Les jours se suivent et se ressemblent en catégorie T2 avec la domination outrageante du Russe Kuznetshov (Mitsubishi Pajero n°321) sur les Toyota des Français Perez et Lebigre…

CAMIONS : JACINTO BIS REPETITA

Après avoir réussi à réparer la boîte de transfert de son Scania, le Hongrois Miklos Kovacs espérait pouvoir briller sur les dunes de Chegaga. Le colosse du Danube dut pourtant à nouveau s’avouer vaincu face à son adversaire lusitanienne, plus à l’aise que jamais dans le sable au volant de son MAN pourtant privé d’un amortisseur de cabine tout au long de la deuxième boucle du jour…

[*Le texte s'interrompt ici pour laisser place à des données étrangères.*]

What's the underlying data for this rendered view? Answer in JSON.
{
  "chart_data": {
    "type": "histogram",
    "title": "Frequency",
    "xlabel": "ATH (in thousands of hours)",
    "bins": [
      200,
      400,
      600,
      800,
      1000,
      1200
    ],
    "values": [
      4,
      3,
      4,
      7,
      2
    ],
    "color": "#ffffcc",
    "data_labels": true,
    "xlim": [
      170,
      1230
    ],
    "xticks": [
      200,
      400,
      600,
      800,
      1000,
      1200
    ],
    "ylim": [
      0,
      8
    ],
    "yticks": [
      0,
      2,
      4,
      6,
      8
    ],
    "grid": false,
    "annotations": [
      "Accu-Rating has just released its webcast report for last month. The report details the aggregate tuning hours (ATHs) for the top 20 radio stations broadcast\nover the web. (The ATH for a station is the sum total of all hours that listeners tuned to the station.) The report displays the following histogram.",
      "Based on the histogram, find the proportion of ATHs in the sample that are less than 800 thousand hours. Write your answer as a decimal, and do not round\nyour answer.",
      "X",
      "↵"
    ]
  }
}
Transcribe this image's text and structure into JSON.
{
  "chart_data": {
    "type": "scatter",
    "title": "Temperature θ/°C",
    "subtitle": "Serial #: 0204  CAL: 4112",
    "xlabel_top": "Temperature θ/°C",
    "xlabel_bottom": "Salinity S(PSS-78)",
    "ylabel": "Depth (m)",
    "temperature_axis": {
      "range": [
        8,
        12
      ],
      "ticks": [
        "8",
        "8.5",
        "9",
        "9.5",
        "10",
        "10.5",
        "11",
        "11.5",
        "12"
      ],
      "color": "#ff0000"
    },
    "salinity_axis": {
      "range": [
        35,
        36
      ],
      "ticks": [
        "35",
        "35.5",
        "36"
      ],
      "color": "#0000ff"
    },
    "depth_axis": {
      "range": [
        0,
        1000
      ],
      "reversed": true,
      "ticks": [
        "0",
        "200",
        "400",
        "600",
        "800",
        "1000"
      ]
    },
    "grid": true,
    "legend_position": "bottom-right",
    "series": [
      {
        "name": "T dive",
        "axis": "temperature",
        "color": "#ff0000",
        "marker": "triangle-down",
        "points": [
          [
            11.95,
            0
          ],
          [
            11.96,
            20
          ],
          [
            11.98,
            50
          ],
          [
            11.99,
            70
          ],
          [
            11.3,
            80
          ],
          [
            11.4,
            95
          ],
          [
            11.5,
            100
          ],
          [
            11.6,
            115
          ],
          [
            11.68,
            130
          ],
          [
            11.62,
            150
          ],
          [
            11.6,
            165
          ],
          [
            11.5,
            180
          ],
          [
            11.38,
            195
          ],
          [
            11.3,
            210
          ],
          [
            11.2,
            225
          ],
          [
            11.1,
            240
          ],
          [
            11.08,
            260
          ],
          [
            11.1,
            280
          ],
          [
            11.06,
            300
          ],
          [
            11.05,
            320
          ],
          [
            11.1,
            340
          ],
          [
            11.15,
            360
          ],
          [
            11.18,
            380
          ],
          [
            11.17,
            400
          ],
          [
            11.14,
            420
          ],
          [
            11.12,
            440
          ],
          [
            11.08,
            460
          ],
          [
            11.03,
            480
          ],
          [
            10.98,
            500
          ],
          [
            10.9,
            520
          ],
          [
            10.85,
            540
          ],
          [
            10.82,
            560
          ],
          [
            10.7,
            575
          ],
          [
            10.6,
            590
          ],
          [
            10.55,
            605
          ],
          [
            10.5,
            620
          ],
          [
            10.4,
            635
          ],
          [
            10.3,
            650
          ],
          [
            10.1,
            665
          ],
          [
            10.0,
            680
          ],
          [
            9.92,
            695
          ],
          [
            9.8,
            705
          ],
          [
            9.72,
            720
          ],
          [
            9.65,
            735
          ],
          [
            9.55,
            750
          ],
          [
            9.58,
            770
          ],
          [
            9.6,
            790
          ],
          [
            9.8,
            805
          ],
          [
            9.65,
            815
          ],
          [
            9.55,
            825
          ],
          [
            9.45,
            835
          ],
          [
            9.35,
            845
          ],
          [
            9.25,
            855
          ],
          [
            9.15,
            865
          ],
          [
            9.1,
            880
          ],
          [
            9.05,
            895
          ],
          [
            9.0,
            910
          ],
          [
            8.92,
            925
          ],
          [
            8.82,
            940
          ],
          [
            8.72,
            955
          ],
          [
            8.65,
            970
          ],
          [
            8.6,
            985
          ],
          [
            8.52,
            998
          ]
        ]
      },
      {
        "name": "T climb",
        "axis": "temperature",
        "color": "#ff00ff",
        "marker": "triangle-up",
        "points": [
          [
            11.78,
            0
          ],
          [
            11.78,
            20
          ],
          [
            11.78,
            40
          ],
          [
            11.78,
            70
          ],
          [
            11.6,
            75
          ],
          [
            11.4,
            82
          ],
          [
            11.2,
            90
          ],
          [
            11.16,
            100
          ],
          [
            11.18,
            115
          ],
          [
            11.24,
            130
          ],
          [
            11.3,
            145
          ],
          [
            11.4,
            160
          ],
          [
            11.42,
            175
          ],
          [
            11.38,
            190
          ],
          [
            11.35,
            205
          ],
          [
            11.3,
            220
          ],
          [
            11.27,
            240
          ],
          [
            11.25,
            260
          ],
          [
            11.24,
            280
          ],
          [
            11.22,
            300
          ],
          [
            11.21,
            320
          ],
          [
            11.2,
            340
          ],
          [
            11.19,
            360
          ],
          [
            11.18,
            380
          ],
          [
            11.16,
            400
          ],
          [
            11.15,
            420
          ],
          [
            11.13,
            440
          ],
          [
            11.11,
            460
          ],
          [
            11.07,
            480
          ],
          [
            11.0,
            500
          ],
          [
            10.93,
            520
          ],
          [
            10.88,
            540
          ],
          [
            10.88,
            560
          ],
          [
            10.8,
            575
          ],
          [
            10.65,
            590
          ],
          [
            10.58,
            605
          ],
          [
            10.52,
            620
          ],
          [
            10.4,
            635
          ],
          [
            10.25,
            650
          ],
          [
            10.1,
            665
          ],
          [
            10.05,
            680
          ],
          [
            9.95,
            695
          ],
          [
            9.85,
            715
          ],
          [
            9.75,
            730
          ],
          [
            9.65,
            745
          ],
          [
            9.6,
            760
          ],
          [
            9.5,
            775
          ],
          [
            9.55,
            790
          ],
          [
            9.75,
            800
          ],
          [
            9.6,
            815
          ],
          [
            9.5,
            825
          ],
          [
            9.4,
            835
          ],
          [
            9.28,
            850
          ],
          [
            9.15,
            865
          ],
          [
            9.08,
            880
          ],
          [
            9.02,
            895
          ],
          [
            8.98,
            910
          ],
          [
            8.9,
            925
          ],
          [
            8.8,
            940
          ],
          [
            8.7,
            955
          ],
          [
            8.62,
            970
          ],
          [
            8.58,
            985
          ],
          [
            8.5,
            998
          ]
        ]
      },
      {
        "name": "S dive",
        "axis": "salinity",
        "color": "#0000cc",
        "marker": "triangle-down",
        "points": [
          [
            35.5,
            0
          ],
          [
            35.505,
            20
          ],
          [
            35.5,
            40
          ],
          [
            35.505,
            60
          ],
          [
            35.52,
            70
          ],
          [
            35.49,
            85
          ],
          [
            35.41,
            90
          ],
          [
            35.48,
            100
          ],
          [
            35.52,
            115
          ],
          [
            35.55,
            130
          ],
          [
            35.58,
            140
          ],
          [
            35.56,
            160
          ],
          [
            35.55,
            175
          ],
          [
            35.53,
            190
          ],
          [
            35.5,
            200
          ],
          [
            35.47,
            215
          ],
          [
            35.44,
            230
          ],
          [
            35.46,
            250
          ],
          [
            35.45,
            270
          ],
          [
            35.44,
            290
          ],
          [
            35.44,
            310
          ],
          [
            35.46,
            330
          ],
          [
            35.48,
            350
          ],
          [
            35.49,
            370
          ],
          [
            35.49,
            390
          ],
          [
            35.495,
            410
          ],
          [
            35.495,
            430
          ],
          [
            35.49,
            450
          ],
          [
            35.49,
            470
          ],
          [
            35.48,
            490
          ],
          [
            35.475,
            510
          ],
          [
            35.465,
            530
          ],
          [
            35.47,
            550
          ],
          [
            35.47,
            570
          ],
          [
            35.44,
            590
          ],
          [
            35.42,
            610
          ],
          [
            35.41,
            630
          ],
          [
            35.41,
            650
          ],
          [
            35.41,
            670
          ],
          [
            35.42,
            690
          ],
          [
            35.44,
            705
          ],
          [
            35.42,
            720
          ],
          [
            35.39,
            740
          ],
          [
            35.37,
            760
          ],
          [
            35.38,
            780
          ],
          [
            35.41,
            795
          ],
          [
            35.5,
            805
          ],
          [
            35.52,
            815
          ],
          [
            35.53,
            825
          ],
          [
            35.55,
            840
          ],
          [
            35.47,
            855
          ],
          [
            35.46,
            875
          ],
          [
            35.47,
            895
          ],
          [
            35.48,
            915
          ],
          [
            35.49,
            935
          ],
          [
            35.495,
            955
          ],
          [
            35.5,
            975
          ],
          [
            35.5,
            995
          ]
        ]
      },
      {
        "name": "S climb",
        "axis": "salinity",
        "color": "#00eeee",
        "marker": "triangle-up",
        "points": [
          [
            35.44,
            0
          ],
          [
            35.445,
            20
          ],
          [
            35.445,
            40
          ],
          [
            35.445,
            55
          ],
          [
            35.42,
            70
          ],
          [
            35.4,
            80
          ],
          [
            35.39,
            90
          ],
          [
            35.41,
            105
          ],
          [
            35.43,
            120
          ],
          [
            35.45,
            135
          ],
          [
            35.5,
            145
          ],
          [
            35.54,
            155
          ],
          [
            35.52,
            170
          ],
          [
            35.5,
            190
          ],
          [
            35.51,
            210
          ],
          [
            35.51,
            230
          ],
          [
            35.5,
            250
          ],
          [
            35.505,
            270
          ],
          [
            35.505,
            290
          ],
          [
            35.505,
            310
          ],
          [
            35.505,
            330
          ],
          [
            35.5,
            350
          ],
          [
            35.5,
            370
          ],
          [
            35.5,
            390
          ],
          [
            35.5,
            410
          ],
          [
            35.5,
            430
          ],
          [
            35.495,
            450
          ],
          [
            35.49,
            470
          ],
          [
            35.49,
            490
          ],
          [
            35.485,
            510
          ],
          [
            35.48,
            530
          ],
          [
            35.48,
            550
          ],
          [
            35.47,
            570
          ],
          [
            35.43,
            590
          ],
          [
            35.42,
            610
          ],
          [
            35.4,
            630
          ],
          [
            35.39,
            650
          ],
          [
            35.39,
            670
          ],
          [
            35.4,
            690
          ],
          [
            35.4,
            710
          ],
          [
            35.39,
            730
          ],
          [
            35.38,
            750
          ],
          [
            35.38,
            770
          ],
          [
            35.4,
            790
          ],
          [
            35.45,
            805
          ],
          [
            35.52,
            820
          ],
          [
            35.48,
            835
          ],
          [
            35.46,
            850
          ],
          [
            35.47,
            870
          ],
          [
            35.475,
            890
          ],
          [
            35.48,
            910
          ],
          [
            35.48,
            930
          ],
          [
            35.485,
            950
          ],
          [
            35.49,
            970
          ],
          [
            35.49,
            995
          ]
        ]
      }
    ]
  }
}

Un mot bien sûr à propos de notre héroïne préférée, qui dit à qui veut l’entendre qu’elle n’aime pas les dunes.

Elisabete Jacinto, aux commandes de son  camion TGS Man, est douzième du classement scratch autos et camions réunis, malgré la casse d’un amortisseur de cabine sur la deuxième moitié du parcours.

Déclaration à l’arrivée :  

« Notre journée fut encore parfaite. J’ai réussi une deuxième boucle plus rapide que la première. Je crois que nous avons réussi le plus dur, mais j’aimerais bien gagner encore quelques places au classement général » 

 

Car elle est onzième au classement général et manifestement, cela ne lui suffit pas !. Lecteur, merci d’excuser cette phrase très populaire du milieu des sports mécaniques mais la morale de tout ceci est quand même que maman, elle envoie, et elle envoie du lourd !

 

Quant aux autres poids lourds en course, ils durent se contenter d’un seul tour de carrousel dans l’erg de Chegaga.

 

 OILYBIA : UN RALLYE TRES HAUT DE GAMME

Certes, Zagora et toute la région portent à l’enthousiasme et même bien au-delà. Certes, avoir choisi le système d’un rallye rayonnant autour d’un point central rend tout plus simple. Certes, le fait de placer presque tout le monde dans le même hôtel, ou tout près, donne un aspect convivial phénoménal à cette organisation.

Bien sûr, puisqu’il faut bien un moment trouver le bât qui blesse on rappellera ce que disent les pros du rallye raid, à savoir que le road book est parfois moins rigoureux que ceux que l’on lit sur les plateaux de l’Atacama, mais il faut reconnaître ceci.

Ce rallye Oilybia est un cocon de bonheur au centre d’un écrin de paysages lunaires. Techniquement, c’est un vrai rallye.

Humainement, c’est une vraie tranche de vie. Sportivement, c’est une vraie épreuve.

Ce vendredi, 250 km au programme, sur des pistes de montagne bourrées de pierres qui ne demandent qu’à déchiqueter les pneus, pleines de radiers, petites ravines qui traversent la piste et qui cassent une suspension comme une allumette.

Un peu de poussière, des pistes étroites où il sera difficile de doubler sans aller dans le très joli ! décor, bref il faudra aller vite en restant aux aguets comme au milieu d’un champ de mines. Ce qui, bien sûr, promet une belle journée.